ARTIGO. Leonardo da Rocha Botega e os assassinatos de Gustavo, e de Evaldo e de Gilberto... Todos negros!

ARTIGO. Leonardo da Rocha Botega e os assassinatos de Gustavo, e de Evaldo e de Gilberto… Todos negros!

ARTIGO. Leonardo da Rocha Botega e os assassinatos de Gustavo, e de Evaldo e de Gilberto... Todos negros! - d6a5be63-leonardo-artigoLegitima defesa imaginária ou legitima defesa do imaginário?

Por LEONARDO DA ROCHA BOTEGA (*)

Dia 19 de abril de 2020, Gustavo dos Santos Amaral, 28 anos, negro, Engenheiro Elétrico formado pela UFSM, morador de Santa Maria, se dirigia a uma empresa para montar um transformador. Na estrada, entre as cidades de Marau e Nicolau Vergueiro, o carro que conduzia foi atingido por um veículo roubado. Ao sair do carro, em meio a troca de tiros, segundo a polícia, foi atingido e acabou falecendo.

Assim como seus colegas, Gustavo estava com o uniforme de serviço. Um de seus colegas chegou a gritar para o policial: “Não atira, não atira, ele é o dono da empresa, é trabalhador”. Seus gritos não foram ouvidos e o policial atirou, “sem falar nada, sem dar voz de prisão”, nas palavras do próprio colega.

Dia 22 de junho de 2020, no mesmo dia em que o programa Roda Vida, da TV Cultura, realizou uma brilhante entrevista com o professor e jurista Silvio de Almeida, autor do livro “Racismo Estrutural”, a Polícia Civil divulgou o inquérito sobre a morte de Gustavo. A conclusão foi de que não houve crime, uma vez que o policial militar incorreu em uma “legitima defesa imaginária”, tendo atirado ao confundir o uniforme da empresa com a roupa de um dos bandidos e o seu celular com uma arma.

A ideia da legitima defesa foi consagrada pelo Código Penal brasileiro em seu artigo 25. Segundo o referido artigo, “entende-se em legítima defesa quem, usando moderadamente dos meios necessários, repele injusta agressão, atual ou iminente, a direito seu ou de outrem”. Em 2019, foi acrescido um parágrafo único onde “considera-se também em legítima defesa o agente de segurança pública que repele agressão ou risco de agressão a vítima mantida refém durante a prática de crimes”.

A ideia de risco de agressão muitas vezes é subjetiva, por isso os agentes de segurança pública são (ou deveriam ser) preparados para fazer da melhor forma possível a interpretação desse risco.
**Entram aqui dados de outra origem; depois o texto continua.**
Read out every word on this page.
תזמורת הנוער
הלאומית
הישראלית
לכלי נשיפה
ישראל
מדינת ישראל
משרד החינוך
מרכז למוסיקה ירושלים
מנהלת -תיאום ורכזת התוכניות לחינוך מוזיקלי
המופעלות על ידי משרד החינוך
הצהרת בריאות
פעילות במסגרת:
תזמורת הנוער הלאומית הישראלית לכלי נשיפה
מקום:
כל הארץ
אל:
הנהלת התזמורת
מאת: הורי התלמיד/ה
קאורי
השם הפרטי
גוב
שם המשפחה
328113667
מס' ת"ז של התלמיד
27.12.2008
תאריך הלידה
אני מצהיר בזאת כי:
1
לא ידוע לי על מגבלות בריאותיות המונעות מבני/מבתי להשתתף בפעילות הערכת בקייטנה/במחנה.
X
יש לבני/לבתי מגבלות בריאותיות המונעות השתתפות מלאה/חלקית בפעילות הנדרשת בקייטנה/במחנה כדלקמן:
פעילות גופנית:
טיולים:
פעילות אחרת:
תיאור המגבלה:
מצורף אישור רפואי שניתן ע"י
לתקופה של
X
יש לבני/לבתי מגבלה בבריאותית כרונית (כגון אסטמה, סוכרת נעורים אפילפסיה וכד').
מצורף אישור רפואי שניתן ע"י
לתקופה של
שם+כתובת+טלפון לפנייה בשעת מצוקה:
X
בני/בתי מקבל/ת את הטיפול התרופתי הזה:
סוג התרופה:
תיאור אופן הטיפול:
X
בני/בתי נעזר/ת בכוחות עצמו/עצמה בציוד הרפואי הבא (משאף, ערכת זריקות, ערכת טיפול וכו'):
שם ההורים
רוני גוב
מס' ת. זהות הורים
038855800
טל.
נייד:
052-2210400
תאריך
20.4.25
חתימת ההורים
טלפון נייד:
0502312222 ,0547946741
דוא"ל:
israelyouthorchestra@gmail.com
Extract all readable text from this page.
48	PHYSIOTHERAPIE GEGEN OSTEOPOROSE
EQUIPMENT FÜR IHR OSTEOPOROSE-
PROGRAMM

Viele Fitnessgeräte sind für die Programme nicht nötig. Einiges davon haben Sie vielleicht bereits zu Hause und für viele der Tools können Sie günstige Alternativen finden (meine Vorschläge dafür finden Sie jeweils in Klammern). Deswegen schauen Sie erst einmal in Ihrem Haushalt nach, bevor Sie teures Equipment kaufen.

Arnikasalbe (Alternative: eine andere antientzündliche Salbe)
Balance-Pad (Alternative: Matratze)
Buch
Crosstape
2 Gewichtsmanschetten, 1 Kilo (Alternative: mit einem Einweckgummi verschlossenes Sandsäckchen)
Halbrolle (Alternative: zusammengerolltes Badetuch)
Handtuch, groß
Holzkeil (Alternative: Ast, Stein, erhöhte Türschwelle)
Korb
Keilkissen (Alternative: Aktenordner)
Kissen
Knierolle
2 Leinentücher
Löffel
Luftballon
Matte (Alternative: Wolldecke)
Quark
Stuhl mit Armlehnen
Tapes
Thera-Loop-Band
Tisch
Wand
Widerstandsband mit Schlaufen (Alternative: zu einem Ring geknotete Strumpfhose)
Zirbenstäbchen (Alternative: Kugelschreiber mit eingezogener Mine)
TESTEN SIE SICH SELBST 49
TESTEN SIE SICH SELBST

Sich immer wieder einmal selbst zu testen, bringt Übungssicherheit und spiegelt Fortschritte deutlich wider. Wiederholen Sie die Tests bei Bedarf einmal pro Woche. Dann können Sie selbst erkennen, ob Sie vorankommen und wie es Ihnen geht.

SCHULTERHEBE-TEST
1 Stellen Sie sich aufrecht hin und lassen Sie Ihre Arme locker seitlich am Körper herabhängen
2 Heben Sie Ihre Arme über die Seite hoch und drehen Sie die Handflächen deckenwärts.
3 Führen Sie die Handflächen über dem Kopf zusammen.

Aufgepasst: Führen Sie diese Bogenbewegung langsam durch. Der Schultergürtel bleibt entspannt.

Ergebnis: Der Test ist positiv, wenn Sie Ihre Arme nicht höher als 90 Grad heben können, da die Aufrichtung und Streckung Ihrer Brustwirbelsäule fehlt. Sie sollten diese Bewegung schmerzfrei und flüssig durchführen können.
Aqui, talvez esteja o entendimento do inquérito.

As escolhas subjetivas são produzidas a partir das condições que produziram o nosso imaginário. O conceito de imaginário, muito comum nos estudos das Ciências Sociais, segundo Baczko, remete a “uma representação global e totalizante da sociedade”, dando condições às pessoas ou grupos sociais de identificarem a si mesmos e também aos outros. Ao mesmo tempo, definem papéis e posições sociais, produzindo as condições de reação diante conflitos, divisões e violências, reais ou potenciais.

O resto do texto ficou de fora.